The Russians are being housed at the same Moscow hotel as the Irish team, Jamaica and Bermuda. Irish team manager Patsy McGonagle has been hearing lots of whispers about Kirdyapkin’s sudden withdrawal, although nothing is yet confirmed.

“All we’ve been told is that there might be some announcement, in the next couple of days,” he said.

Just as strange is the fact Olga Kaniskina was also a late withdrawal from the women’s 20km walk, having won the previous three World titles. Race walking can be a bit of a draw for performance enhancing substances, especially those of the blood-boasting type, namely EPO. Indeed Alex Schwazer of Italy, who won Olympic gold in Beijing, and the European title in Barcelona in 2010, when Heffernan finished fourth, has since admitted to using EPO.

Schwazer, in other words, denied Heffernan a European bronze medal, because his ban didn’t go back that far. When asked about Kirdyapkin’s sudden withdrawal, at his arrival in Dublin Heffernan simply shrugged. “I don’t know,” he said, and left it at that.

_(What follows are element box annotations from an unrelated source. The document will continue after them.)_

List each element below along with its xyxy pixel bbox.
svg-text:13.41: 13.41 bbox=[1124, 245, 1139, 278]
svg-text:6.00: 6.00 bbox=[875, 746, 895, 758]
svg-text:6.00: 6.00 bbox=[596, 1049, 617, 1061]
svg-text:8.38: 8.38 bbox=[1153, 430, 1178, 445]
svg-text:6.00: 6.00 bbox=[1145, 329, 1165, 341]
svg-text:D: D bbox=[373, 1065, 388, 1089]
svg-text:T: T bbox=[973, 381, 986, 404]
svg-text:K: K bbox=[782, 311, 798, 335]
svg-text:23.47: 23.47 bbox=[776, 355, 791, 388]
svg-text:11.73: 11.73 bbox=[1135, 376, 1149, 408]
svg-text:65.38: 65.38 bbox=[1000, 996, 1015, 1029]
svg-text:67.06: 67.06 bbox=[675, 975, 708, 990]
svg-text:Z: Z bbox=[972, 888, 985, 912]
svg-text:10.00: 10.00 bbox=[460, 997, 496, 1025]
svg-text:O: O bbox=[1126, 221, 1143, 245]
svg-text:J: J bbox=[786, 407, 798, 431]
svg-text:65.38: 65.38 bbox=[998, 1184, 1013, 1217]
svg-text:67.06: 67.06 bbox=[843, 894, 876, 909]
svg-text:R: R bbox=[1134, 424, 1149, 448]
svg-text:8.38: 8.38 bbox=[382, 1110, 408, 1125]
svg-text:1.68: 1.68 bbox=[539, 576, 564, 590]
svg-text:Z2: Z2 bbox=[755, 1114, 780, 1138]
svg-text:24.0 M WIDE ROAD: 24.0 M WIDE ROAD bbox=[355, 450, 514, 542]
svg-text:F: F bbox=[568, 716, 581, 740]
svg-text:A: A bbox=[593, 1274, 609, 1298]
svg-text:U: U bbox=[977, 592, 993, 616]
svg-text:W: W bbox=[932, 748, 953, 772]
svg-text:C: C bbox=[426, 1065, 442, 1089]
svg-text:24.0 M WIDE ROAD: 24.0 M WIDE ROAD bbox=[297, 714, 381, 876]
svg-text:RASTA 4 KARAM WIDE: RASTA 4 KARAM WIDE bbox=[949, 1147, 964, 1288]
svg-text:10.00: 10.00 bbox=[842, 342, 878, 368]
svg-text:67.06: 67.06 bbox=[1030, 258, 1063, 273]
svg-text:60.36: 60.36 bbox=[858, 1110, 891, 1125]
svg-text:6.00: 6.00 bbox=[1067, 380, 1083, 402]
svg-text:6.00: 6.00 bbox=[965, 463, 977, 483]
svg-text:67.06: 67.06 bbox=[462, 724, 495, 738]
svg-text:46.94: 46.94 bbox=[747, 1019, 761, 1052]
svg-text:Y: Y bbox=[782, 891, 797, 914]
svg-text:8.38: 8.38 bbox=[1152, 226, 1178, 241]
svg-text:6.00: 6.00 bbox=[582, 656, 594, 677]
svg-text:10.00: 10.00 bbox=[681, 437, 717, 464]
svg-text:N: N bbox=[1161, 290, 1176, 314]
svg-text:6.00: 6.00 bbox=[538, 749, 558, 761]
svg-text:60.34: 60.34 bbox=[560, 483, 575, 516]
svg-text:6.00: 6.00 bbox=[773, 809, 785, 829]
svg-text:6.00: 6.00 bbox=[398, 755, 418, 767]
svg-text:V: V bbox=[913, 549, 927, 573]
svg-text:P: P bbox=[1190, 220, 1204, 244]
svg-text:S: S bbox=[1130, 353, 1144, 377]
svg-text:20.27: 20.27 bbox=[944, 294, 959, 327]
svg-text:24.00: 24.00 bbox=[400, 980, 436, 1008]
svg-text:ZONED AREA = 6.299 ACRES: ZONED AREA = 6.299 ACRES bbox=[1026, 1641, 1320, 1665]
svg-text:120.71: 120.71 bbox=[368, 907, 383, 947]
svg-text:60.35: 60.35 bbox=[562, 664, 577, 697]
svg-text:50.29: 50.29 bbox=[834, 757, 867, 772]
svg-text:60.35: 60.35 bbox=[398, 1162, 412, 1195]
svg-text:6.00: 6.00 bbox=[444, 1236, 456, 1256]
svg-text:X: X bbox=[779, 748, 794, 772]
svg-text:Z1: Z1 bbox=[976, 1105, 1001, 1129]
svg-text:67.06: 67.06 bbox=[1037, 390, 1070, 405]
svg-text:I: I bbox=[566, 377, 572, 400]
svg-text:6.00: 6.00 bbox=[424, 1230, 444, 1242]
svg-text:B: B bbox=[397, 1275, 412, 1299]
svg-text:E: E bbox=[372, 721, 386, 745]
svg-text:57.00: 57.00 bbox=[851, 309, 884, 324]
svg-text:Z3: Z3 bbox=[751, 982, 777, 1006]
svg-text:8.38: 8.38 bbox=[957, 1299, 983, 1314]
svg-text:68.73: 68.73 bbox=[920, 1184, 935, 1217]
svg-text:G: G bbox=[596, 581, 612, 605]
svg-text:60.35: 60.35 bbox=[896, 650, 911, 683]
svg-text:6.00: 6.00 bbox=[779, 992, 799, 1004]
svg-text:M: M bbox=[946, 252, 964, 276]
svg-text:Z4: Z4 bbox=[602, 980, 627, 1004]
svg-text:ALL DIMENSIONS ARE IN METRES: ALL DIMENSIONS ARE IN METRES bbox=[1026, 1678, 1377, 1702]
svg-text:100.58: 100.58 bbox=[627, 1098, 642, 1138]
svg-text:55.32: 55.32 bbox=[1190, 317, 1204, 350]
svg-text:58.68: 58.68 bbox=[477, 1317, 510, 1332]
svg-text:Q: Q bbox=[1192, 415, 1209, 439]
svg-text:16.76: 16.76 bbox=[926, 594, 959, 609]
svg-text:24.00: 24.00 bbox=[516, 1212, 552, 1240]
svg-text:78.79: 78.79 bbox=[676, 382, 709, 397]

Heffernan sits proudly in fourth place from those London Olympics, and if there is any issue with any of the walkers ahead of him he will be the first to benefit. “I didn’t finish fourth, I won fourth,” he said at the time.

Heffernan got everything he deserved in Moscow, some payback, at last, for those countless hours out around the roads of his home Douglas in Cork, not far from where both he and his wife Marian were born and raised, and the athletic club in Togher that first brought them together, or else in Guadix, high in the Spanish Sierra Nevada, where he frequently goes to fully embrace the benefits of altitude training.

There, Heffernan drove himself to the point of utter sporting starvation, and after a career marked by minor euphoria and extreme despair, the medal simply had to come. And it won’t be last of them. Trust me.